As we highlighted, among the first to call bullshit on the claims published in a South China Morning Post report detailing the ZKZM-500 produced by the Xian Institute of Optics and Precision Mechanics under the Chinese Academy of Sciences was a US military and veteran website.

After all, the original report touted the weapon could “burn through clothes in a split second… If the fabric is flammable, the whole person will be set on fire. The pain will be beyond endurance,” according to a Chinese weapons expert cited.

However the military commentary site Task and Purpose wrote: “it is hard to believe that the Chinese engineered a powerful-enough directed energy beam that can torch enemies from a half-mile away without being refracted by environmental factors like dust or fog — all with ‘a rechargeable lithium battery pack similar to those found in smartphones.'”

Indeed much of the skepticism focused on what would constitute an unprecedented and almost unbelievable leap in laser power source technology, as TechCrunch noted, “the power required to set a person aflame instantly from half a mile away is truly huge. Let’s just do a little napkin math here.”

TechCrunch explained:

The article says that the gun is powered by rechargeable lithium-ion batteries, the same in principle as those in your phone (though no doubt bigger). And it is said to be capable of a thousand two-second shots, amounting to two thousand seconds, or about half an hour total. A single laser “shot” of the magnitude tested by airborne and vehicle systems is on the order of tens of kilowatts, and those have trouble causing serious damage, which is why they’ve been all but abandoned by those developing them.

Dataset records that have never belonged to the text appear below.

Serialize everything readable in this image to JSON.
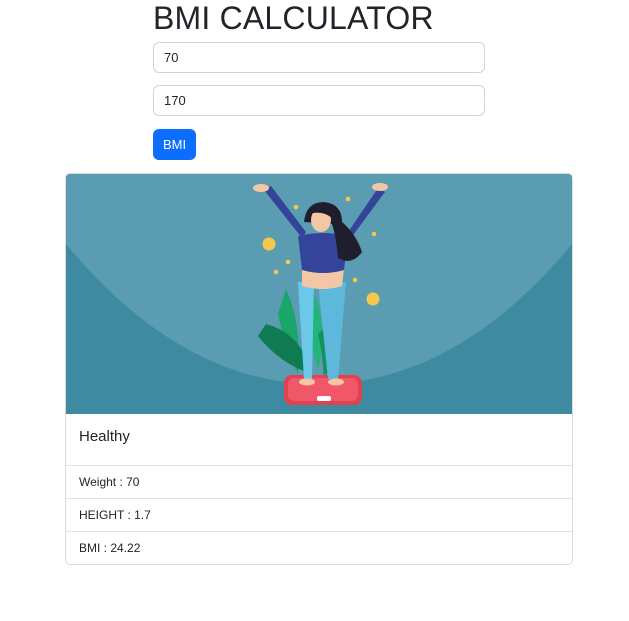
{
  "header": {
    "title": "BMI CALCULATOR"
  },
  "form": {
    "weight_value": "70",
    "height_value": "170",
    "button_label": "BMI"
  },
  "result": {
    "status": "Healthy",
    "items": [
      {
        "text": "Weight : 70"
      },
      {
        "text": "HEIGHT : 1.7"
      },
      {
        "text": "BMI : 24.22"
      }
    ]
  },
  "colors": {
    "primary_button": "#0d6efd",
    "illustration_bg": "#3e8aa0",
    "illustration_arc": "#5c9fb4"
  },
  "illustration": {
    "icon": "woman-on-scale-illustration"
  }
}
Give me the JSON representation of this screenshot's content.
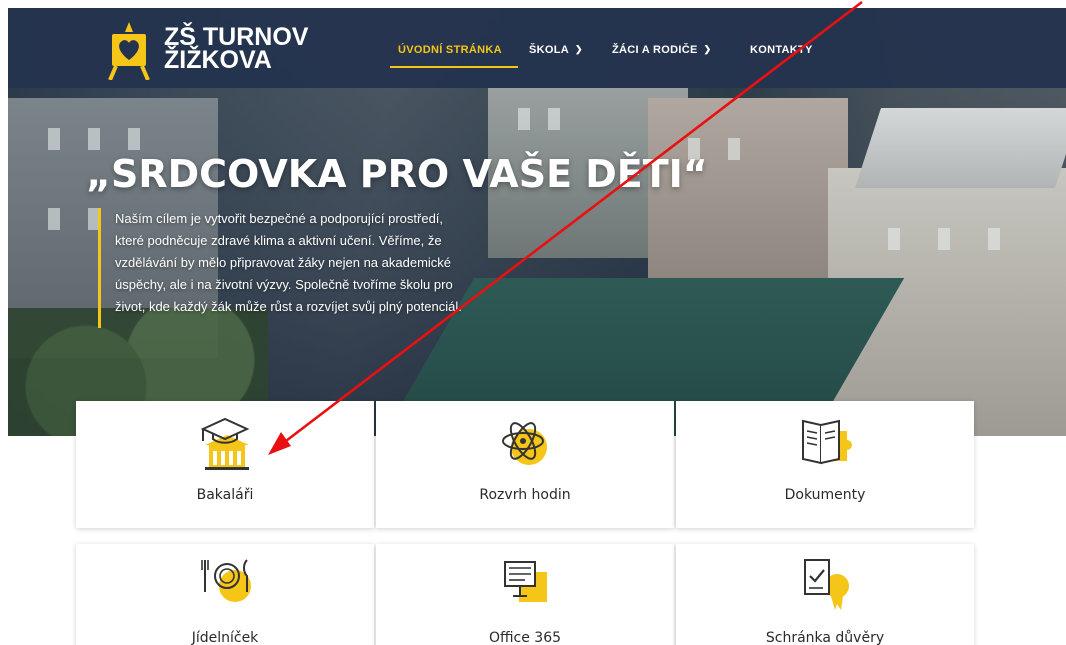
{
  "brand": {
    "logo_line1": "ZŠ TURNOV",
    "logo_line2": "ŽIŽKOVA",
    "accent_color": "#f5c518",
    "nav_bg_color": "#24334e"
  },
  "nav": {
    "items": [
      {
        "label": "ÚVODNÍ STRÁNKA",
        "active": true,
        "has_dropdown": false
      },
      {
        "label": "ŠKOLA",
        "active": false,
        "has_dropdown": true
      },
      {
        "label": "ŽÁCI A RODIČE",
        "active": false,
        "has_dropdown": true
      },
      {
        "label": "KONTAKTY",
        "active": false,
        "has_dropdown": false
      }
    ],
    "dropdown_icon": "chevron-down-icon"
  },
  "hero": {
    "title": "„SRDCOVKA PRO VAŠE DĚTI“",
    "quote_lines": [
      "Naším cílem je vytvořit bezpečné a podporující prostředí,",
      "které podněcuje zdravé klima a aktivní učení. Věříme, že",
      "vzdělávání by mělo připravovat žáky nejen na akademické",
      "úspěchy, ale i na životní výzvy. Společně tvoříme školu pro",
      "život, kde každý žák může růst a rozvíjet svůj plný potenciál."
    ]
  },
  "cards": [
    {
      "label": "Bakaláři",
      "icon": "school-building-graduation-cap-icon"
    },
    {
      "label": "Rozvrh hodin",
      "icon": "atom-icon"
    },
    {
      "label": "Dokumenty",
      "icon": "open-book-puzzle-icon"
    },
    {
      "label": "Jídelníček",
      "icon": "plate-cutlery-apple-icon"
    },
    {
      "label": "Office 365",
      "icon": "presentation-board-icon"
    },
    {
      "label": "Schránka důvěry",
      "icon": "checklist-badge-icon"
    }
  ],
  "annotation": {
    "arrow_color": "#e81010",
    "arrow_icon": "red-arrow-annotation"
  }
}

Let’s just pretend they work for a second, at those power levels — they use chemical batteries to power them, since they need to be emptied far faster than lithium ion batteries will safely discharge. But let’s say even then that we could use lithium ion batteries. The Tesla Powerwall is a useful comparator: it provides a few kilowatts of power and stores a few kilowatt-hours. And… it weighs more than 200 pounds.

“There’s just no way that a laser powered by a lithium-ion battery that a person could carry would be capable of producing the kind of heat described at point-blank range, let alone at 800 metres,” TechCrunch concluded.

But a South China Morning Post (SCMP) report featuring the new test video says “in response” to the critics “the company developing the weapon, ZKZM Laser, released footage of the gun being tested on a rooftop in Xian, Shaanxi province, in May.”

Though the company says the filmed test was not conducted at maximum range, citing “safety reasons, to avoid anyone accidentally walking into the beam” — as the beam is invisible and the device without sound, various objects are shown igniting, including clothing and even a tire.